To answer your question, we'll need to:

1. Plot a frequency histogram of the given data (weights of M&M candies).
2. Calculate the mean and median of the data.
3. Determine which measure of central tendency (mean or median) better describes the weights of the M&Ms.

Let me first calculate the mean and median and then create a histogram for you.

Step 1: Calculate the Mean and Median

Mean:

The mean is the sum of all values divided by the number of values in the dataset.

$\text{Mean} = \frac{\sum \text{weights}}{n}$

Median:

The median is the middle value of the sorted data. If there is an odd number of values, it’s the middle number; if there is an even number of values, it’s the average of the two middle numbers.

Now, I will compute these values based on the data provided. numpy as np

M&M candy weight data

weights = [ 0.87, 0.88, 0.82, 0.90, 0.90, 0.84, 0.84, 0.91, 0.94, 0.86, 0.86, 0.86, 0.88, 0.87, 0.89, 0.91, 0.86, 0.87, 0.93, 0.88, 0.83, 0.95, 0.87, 0.93, 0.91, 0.85, 0.91, 0.86, 0.89, 0.87, 0.84, 0.88, 0.88, 0.89, 0.82, 0.83, 0.90, 0.88, 0.84, 0.93, 0.81, 0.90, 0.88, 0.92, 0.85, 0.84, 0.84, 0.86, 0.87, 0.88, 0.82, 0.90, 0.90, 0.84, 0.84, 0.91, 0.94, 0.86, 0.86, 0.86, 0.88, 0.87, 0.89, 0.91, 0.86, 0.87, 0.93, 0.88, 0.83, 0.95, 0.87, 0.93, 0.91, 0.85, 0.91, 0.86, 0.89, 0.87, 0.84, 0.88, 0.88, 0.89, 0.82, 0.83, 0.90, 0.88, 0.84, 0.93, 0.81, 0.90, 0.88, 0.92, 0.85, 0.84, 0.84, 0.86 ]

Calculating the mean and median

mean_weight = np.mean(weights) median_weight = np.median(weights)

mean_weight, median_weightThe calculations for the central tendencies are as follows:

• Mean weight of the M&Ms: $0.8756$ grams
• Median weight of the M&Ms: $0.875$ grams

Step 2: Histogram

Now, I will generate a frequency histogram to visually analyze the distribution of the M&M weights. matplotlib.pyplot as plt

Plotting the histogram

plt.figure(figsize=(8, 6)) plt.hist(weights, bins=10, color='skyblue', edgecolor='black', alpha=0.7) plt.title('Frequency Histogram of M&M Candy Weights') plt.xlabel('Weight (grams)') plt.ylabel('Frequency') plt.grid(True) plt.show()The histogram above shows the frequency distribution of the M&M candy weights.
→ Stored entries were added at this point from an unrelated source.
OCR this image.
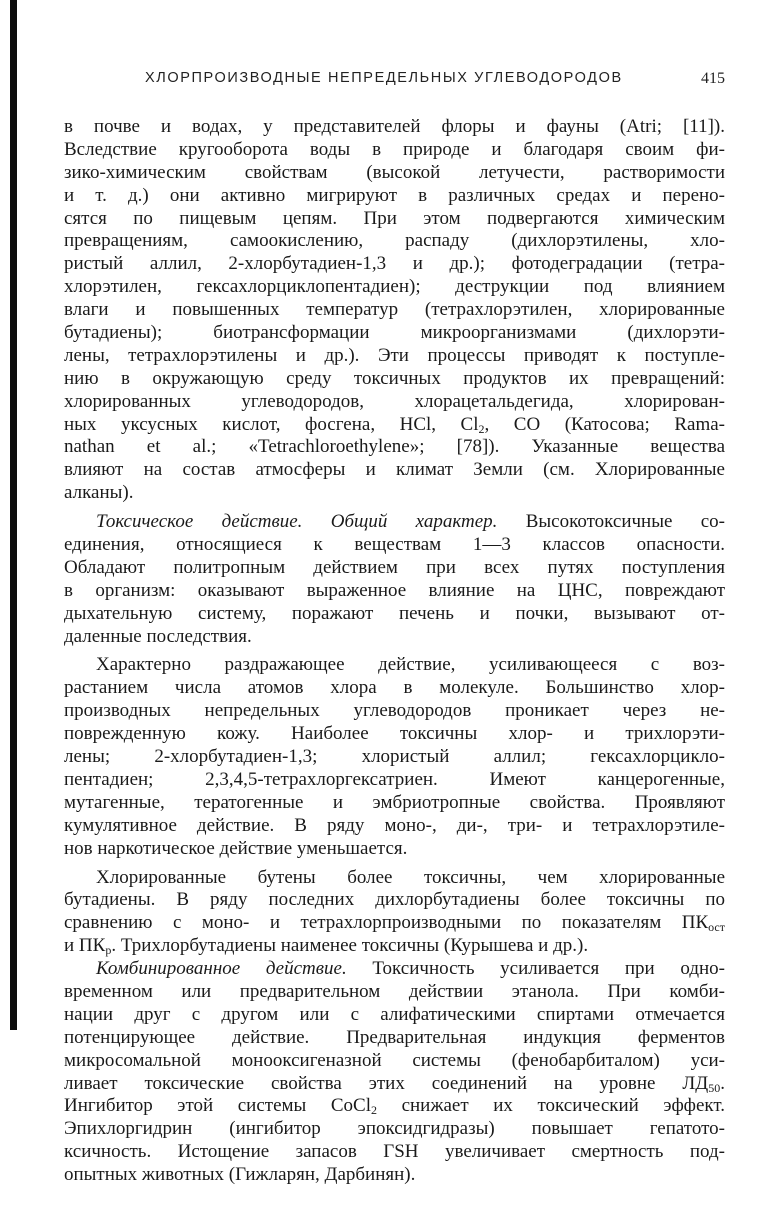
ХЛОРПРОИЗВОДНЫЕ НЕПРЕДЕЛЬНЫХ УГЛЕВОДОРОДОВ	415
в почве и водах, у представителей флоры и фауны (Atri; [11]).
Вследствие кругооборота воды в природе и благодаря своим фи-
зико-химическим свойствам (высокой летучести, растворимости
и т. д.) они активно мигрируют в различных средах и перено-
сятся по пищевым цепям. При этом подвергаются химическим
превращениям, самоокислению, распаду (дихлорэтилены, хло-
ристый аллил, 2-хлорбутадиен-1,3 и др.); фотодеградации (тетра-
хлорэтилен, гексахлорциклопентадиен); деструкции под влиянием
влаги и повышенных температур (тетрахлорэтилен, хлорированные
бутадиены); биотрансформации микроорганизмами (дихлорэти-
лены, тетрахлорэтилены и др.). Эти процессы приводят к поступле-
нию в окружающую среду токсичных продуктов их превращений:
хлорированных углеводородов, хлорацетальдегида, хлорирован-
ных уксусных кислот, фосгена, HCl, $Cl_2$, CO (Катосова; Rama-
nathan et al.; «Tetrachloroethylene»; [78]). Указанные вещества
влияют на состав атмосферы и климат Земли (см. Хлорированные
алканы).
Токсическое действие. Общий характер. Высокотоксичные со-
единения, относящиеся к веществам 1—3 классов опасности.
Обладают политропным действием при всех путях поступления
в организм: оказывают выраженное влияние на ЦНС, повреждают
дыхательную систему, поражают печень и почки, вызывают от-
даленные последствия.
Характерно раздражающее действие, усиливающееся с воз-
растанием числа атомов хлора в молекуле. Большинство хлор-
производных непредельных углеводородов проникает через не-
поврежденную кожу. Наиболее токсичны хлор- и трихлорэти-
лены; 2-хлорбутадиен-1,3; хлористый аллил; гексахлорцикло-
пентадиен; 2,3,4,5-тетрахлоргексатриен. Имеют канцерогенные,
мутагенные, тератогенные и эмбриотропные свойства. Проявляют
кумулятивное действие. В ряду моно-, ди-, три- и тетрахлорэтиле-
нов наркотическое действие уменьшается.
Хлорированные бутены более токсичны, чем хлорированные
бутадиены. В ряду последних дихлорбутадиены более токсичны по
сравнению с моно- и тетрахлорпроизводными по показателям $ПК_{ост}$
и $ПК_р$. Трихлорбутадиены наименее токсичны (Курышева и др.).
Комбинированное действие. Токсичность усиливается при одно-
временном или предварительном действии этанола. При комби-
нации друг с другом или с алифатическими спиртами отмечается
потенцирующее действие. Предварительная индукция ферментов
микросомальной монооксигеназной системы (фенобарбиталом) уси-
ливает токсические свойства этих соединений на уровне $ЛД_{50}$.
Ингибитор этой системы CoCl$_2$ снижает их токсический эффект.
Эпихлоргидрин (ингибитор эпоксидгидразы) повышает гепатото-
ксичность. Истощение запасов ГSH увеличивает смертность под-
опытных животных (Гижларян, Дарбинян).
From this plot, we can observe the shape of the distribution and make some conclusions.

Shape of the Distribution:

The distribution appears to be approximately symmetric with a slight tendency towards a normal distribution. The data points are concentrated around the mean (0.875 grams), with a peak near this value.

Measure of Central Tendency:

Both the mean (0.8756 grams) and the median (0.875 grams) are very close to each other, suggesting that the distribution is symmetric. In this case, both measures describe the data similarly. However, since the distribution is close to normal, the mean provides a good summary of the data.

Conclusion:

• The mean is a good representation of the central tendency of the candy weights due to the symmetric nature of the distribution.

Would you like more details on any of the calculations, or would you like to explore further?

Related Questions:

1. How do outliers affect the mean and median?
2. What are some methods for improving the accuracy of the mean in data analysis?
3. How do you determine the number of bins for a histogram?
4. What is the significance of the skewness in a distribution?
5. How can you check if a dataset follows a normal distribution?

Tip:

If you encounter a skewed distribution, the median might be a more reliable measure of central tendency than the mean because it’s less influenced by extreme values.